APPEL, Karel (1921-2006)

RENCONTRE DU PRINTEMPS, 1958
Huile sur toile, signée en bas à droite "Appel 58"
248 x 417 cm
Date d'entrée à l'UNESCO
Pays d'origine Pays-Bas
Acquisition faite par l'UNESCO lors de la décoration artistique du Siège de l’Organisation à Paris en 1958.
© Photo : UNESCO/R. Fayad
Karel Appel Foundation

En 1957, le « Comité pour l’Architecture et les œuvres d’art » de l’UNESCO organise un concours d’artistes pour donner vie à son siège permanent. Seulement onze artistes furent choisis dont Karel Appel. Ce Comité comptait parmi ses membres les architectes qui ont construit les bâtiments, Bernard Zehrfuss, Marcel Breuer, Luigi Nervi, ainsi que C. Para-Perez qui présidait un Comité de conseillers artistiques chargé de guider le choix des œuvres, et dont faisait également partie Georges Salles, Shahid Subrawardy et Herbert Read. Créée initialement pour la salle de restaurant de l’UNESCO « Rencontre du Printemps » fût ensuite transféré à son emplacement actuel dans le Foyer des Conférences en 2009.

La composition de ce tableau ayant une dynamique circulaire, ressemblante à celle du Action painting de Jackson Pollock, nous offre un spectacle de couleurs, une sorte de danse qui retranscrit des sentiments gais et vivants que l’on ressent en le regardant. Le tableau de Appel donne l’impression d’une interaction harmonieuse de couleurs vives. La matière qui surgit de ce chaos donne à la peinture une réelle puissance. Les traits blancs dessinés par-dessus les empâtements de couleurs, en bas à gauche et à droite, rajoutent de la légèreté et de la subtilité à l’œuvre.

Nous pouvons imaginer ici plusieurs plans superposés. Dans certaines parties se distinguent des motifs d’animaux (des pattes d’oiseaux, un bec, un œil), dans un vortex de la terre-rivière, qui nous rappelle qu’il s’agit d’une rencontre entre la nature et les animaux. L’artiste semble y mêler les quatre forces de la nature, le feu, l’air, la terre et l’eau, pour mieux faire jaillir la spontanéité.

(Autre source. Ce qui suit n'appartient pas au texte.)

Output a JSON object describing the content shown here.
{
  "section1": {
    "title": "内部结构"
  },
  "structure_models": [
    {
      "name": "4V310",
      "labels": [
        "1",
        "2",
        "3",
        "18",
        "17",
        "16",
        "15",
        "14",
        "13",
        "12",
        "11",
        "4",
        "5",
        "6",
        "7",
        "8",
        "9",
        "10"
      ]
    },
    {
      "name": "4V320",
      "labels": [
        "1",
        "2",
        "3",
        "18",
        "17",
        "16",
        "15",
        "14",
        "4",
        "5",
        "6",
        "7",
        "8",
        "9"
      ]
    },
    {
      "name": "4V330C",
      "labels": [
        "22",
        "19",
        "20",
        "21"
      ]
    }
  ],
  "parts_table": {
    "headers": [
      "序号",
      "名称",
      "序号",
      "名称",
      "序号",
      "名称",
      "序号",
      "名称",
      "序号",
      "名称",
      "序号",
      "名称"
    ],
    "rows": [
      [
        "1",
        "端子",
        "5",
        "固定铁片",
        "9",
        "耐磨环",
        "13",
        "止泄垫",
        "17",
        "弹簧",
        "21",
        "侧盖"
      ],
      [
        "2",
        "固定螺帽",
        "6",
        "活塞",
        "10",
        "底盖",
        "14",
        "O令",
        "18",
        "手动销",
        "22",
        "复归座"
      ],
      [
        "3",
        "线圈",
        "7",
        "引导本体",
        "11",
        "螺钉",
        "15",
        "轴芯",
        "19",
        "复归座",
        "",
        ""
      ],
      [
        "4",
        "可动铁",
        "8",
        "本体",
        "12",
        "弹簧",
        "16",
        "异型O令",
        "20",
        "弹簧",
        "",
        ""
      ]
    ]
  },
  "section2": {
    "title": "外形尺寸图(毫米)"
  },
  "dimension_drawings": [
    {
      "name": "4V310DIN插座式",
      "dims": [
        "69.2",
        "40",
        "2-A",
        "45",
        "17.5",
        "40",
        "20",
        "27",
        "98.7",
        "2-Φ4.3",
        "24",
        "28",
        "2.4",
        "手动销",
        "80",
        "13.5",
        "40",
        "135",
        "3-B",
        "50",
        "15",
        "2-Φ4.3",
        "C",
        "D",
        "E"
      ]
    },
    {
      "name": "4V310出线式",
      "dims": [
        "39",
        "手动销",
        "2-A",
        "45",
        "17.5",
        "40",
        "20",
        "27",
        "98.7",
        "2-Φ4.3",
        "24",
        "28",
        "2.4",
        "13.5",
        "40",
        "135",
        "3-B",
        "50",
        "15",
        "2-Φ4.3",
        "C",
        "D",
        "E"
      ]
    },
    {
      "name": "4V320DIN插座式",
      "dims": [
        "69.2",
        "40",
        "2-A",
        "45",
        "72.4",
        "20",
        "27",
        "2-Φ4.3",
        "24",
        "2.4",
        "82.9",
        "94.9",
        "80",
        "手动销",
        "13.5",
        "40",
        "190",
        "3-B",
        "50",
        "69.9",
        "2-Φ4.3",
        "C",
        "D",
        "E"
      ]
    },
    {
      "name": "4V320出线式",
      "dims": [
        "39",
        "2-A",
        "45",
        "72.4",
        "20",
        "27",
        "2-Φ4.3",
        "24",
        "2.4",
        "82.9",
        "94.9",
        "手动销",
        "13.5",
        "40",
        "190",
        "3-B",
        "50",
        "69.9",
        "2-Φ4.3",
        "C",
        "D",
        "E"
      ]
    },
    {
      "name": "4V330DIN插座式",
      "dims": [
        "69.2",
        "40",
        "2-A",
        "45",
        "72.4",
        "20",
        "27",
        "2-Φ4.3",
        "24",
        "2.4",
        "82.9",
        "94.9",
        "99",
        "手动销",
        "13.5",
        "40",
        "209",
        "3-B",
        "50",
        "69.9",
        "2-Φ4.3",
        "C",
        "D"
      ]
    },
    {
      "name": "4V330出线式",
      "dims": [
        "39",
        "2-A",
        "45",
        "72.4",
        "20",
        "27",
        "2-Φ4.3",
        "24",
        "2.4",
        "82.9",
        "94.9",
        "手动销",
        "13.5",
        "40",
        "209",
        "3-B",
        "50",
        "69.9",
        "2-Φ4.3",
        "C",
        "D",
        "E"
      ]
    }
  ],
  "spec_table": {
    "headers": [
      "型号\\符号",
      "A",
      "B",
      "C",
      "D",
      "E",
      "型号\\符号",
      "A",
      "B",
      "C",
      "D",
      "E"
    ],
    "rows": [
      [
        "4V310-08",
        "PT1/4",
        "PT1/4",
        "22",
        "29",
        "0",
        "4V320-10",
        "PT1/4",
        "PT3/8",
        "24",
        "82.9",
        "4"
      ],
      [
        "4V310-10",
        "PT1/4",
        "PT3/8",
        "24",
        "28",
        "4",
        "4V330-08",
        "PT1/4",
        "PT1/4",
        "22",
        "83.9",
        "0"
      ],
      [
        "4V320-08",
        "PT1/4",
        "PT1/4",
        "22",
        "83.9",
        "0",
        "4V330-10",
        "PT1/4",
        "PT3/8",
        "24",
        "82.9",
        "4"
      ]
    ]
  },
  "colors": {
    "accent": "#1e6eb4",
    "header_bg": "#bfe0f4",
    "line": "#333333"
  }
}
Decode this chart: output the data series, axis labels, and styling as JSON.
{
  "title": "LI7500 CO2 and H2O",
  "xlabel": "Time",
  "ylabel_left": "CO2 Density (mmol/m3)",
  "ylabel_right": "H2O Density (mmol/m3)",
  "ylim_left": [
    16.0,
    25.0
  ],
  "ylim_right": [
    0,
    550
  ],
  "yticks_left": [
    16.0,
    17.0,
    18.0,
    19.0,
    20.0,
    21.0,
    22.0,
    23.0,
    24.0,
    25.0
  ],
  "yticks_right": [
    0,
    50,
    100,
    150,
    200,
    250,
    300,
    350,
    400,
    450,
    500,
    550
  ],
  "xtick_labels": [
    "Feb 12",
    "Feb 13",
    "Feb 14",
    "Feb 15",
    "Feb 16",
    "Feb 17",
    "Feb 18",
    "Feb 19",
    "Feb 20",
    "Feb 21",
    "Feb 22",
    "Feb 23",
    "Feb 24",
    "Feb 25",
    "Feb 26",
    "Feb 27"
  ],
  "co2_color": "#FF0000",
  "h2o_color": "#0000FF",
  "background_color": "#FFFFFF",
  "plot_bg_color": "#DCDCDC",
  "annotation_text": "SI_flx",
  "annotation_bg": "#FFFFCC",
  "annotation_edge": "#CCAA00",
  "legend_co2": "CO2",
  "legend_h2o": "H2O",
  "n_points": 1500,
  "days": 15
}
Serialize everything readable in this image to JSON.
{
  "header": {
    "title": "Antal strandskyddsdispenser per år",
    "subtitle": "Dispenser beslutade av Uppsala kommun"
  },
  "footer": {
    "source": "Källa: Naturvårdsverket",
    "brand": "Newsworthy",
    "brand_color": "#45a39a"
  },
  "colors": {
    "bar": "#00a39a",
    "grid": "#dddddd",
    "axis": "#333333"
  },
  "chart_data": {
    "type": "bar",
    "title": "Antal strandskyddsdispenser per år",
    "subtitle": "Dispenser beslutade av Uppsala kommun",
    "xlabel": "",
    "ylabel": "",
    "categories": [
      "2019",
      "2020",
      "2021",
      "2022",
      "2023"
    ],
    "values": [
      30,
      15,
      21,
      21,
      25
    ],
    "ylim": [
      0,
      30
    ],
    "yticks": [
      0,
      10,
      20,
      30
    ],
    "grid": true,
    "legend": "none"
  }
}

Ce qui intéresse avant tout l’artiste c’est de travailler directement sur la perception, sans s’attarder sur l’intellectualité. Il a ainsi poursuivi un chemin original et fougueux, en privilégiant systématiquement l’expression directe et les couleurs vives étalées en couches épaisses. Pour lui, sa peinture a vraiment commencé en 1953, lorsqu’il découvre la matière. Selon ses propres paroles : « Un tableau n’est plus une construction de couleurs et de traits, mais un animal, une nuit, un cri, un être humain. Il forme un tout indivisible ».

Biographie de l'artiste

Peintre hollandais né en 1921 à Amsterdam, Karel Appel étudie à l’Académie des Beaux-Arts d’Amsterdam de 1940 à 1943 et expose pour la première fois en 1946. Ses influences multiples varient entre Picasso, Klee, Dubuffet, en passant par Matisse. En 1949, sa fresque « Questioning Children » au City Hall d’Amsterdam crée une grande controverse et reste recouverte pendant 10 ans. C’est à la suite de cet événement qu’il part pour Paris, en 1950. « Ce qui compte, c’est la vie », dira Appel, dès son arrivée à Paris; il affirme à cette période un expressionnisme véhément, très proche de James Ensor. Appel veut dégager l’acte de peindre de la préméditation pour atteindre la puissance créatrice « née de la matière elle-même», de la tension passionnée du geste.

Appel est l’un des artistes les plus singuliers du groupe CoBrA (nom acronymique découlant des villes d’origines des artistes créateurs du groupe : Copenhague, Bruxelles et Amsterdam), qui a rassemblé, entre 1948 et 1951, le peintre danois Asger Jorn, le poète belge Christian Dotremont, puis le peintre Alechinsky et les Néerlandais Constant et Corneille. Ces artistes rejetaient tout dogmatisme. Les arts populaires, l’imagerie primitive, les couleurs joyeuses, les matières les plus étonnantes leurs permettent d’exprimer leurs pulsions profondes.

Appel meurt le 3 mai 2006 à Zurich et est enterré au cimetière du Père Lachaise, à Paris.